You need the cord to plug it in and a cord to go to the socket, and yes the socket.

Going to need a reflector also, maybe you have that.

Here is a link to some that are cheaper.
hxxp://www.1000bulbs.com/1000-Watt-High-Pressure-Sodium/


----------



## tesla (Nov 19, 2008)

I would also suggest a metal box to put the ballast,capacitor and igniter in. But I guess you could hang in on the wall.


----------



## Growdude (Nov 19, 2008)

tesla said:
			
		

> I would also suggest a metal box to put the ballast,capacitor and igniter in. But I guess you could hang in on the wall.


 
Ive mounted mine on a hardwood board, just use the barackets that come with it.They keep it off the board.

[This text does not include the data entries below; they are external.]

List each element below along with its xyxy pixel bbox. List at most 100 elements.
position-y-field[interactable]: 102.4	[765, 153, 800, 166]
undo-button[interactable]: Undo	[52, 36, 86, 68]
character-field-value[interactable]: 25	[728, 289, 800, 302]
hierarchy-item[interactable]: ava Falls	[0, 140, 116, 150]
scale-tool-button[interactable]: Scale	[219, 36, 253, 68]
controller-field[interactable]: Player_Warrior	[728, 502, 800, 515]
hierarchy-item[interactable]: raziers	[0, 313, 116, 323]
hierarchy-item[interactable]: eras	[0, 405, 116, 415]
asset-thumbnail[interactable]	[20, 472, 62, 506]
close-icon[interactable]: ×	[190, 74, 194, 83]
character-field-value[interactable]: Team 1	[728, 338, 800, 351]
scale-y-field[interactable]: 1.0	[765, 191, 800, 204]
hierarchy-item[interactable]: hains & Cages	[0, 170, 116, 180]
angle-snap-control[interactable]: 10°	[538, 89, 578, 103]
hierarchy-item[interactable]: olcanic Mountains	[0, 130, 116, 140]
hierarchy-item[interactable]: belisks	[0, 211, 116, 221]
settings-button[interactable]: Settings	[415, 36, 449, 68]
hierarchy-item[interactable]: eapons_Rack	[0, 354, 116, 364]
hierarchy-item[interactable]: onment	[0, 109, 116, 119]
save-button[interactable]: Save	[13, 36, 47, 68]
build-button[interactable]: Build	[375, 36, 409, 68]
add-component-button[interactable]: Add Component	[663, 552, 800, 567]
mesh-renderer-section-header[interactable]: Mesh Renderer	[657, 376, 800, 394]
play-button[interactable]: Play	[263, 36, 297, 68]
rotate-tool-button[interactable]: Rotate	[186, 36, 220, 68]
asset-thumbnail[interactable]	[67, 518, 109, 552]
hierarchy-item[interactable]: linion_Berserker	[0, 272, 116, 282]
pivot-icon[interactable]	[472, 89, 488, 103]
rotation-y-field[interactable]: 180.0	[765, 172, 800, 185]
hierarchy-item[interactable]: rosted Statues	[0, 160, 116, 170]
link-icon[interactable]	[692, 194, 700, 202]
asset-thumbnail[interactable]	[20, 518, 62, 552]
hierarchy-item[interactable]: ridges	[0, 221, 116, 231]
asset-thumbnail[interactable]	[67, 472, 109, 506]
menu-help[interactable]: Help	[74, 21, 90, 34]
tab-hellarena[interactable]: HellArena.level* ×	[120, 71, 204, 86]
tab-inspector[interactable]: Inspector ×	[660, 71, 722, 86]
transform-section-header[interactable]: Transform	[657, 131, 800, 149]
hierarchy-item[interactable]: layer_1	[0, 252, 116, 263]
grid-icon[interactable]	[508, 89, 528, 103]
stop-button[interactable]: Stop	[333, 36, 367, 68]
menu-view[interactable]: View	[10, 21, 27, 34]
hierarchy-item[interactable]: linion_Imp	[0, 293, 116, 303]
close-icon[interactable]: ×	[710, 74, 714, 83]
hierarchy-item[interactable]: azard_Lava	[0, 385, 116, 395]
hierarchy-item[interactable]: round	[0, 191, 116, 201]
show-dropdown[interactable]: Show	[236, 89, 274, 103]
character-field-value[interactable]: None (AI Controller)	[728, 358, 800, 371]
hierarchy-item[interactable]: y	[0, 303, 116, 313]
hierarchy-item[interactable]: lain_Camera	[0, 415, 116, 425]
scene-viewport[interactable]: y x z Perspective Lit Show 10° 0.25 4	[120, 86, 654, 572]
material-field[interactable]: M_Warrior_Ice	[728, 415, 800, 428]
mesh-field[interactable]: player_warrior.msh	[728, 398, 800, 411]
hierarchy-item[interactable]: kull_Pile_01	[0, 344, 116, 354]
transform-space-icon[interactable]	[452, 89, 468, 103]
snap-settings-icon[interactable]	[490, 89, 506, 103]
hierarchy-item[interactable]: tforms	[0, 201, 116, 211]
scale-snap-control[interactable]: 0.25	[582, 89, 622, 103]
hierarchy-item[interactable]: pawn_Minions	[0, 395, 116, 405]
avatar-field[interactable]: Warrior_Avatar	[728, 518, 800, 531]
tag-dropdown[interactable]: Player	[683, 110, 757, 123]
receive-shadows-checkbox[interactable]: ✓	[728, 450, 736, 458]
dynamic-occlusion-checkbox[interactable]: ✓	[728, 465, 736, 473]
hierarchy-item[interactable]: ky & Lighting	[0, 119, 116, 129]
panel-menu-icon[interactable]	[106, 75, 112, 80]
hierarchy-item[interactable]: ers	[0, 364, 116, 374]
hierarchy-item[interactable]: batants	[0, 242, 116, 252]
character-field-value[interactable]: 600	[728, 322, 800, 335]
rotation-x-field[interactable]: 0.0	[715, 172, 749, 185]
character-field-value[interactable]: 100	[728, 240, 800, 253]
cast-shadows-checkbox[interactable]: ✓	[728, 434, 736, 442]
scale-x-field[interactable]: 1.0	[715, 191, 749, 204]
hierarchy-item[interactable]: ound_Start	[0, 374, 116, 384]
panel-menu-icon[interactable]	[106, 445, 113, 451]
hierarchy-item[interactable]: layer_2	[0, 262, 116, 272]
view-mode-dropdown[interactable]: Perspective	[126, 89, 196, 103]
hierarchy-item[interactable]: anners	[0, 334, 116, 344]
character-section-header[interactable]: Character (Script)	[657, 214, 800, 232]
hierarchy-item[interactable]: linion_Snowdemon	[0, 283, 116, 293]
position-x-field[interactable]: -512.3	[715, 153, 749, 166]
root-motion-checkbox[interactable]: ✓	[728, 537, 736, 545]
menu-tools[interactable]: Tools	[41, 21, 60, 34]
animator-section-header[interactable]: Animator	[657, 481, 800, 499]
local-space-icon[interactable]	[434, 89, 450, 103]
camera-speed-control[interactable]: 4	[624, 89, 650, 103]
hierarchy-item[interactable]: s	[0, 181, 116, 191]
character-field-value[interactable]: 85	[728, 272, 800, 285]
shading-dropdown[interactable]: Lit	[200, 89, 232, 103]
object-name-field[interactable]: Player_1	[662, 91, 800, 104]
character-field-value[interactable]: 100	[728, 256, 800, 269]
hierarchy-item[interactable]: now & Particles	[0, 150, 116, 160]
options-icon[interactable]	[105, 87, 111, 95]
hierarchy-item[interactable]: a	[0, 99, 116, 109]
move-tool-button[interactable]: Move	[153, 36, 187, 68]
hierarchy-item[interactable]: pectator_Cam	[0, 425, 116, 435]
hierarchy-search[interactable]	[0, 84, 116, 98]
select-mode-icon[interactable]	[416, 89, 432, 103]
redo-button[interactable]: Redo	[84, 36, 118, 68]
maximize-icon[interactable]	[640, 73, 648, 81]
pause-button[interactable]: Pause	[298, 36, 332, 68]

But it would be best in a ballast box as Tesla said.
here are nice ones ive used.
hxxp://cgi.ebay.com/Galvanized-Ballast-Box_W0QQitemZ120323915354QQcmdZViewItemQQptZHydroponics_Seed_Starting?_trksid=p3286.m20.l1116


----------



## Wiseguy_Chef (Nov 20, 2008)

i was thinking of keeping the blasest mounted out side of the room....mouted on a wall. help keep down on the heat. an so i won't have any power pluged in the cloest.


----------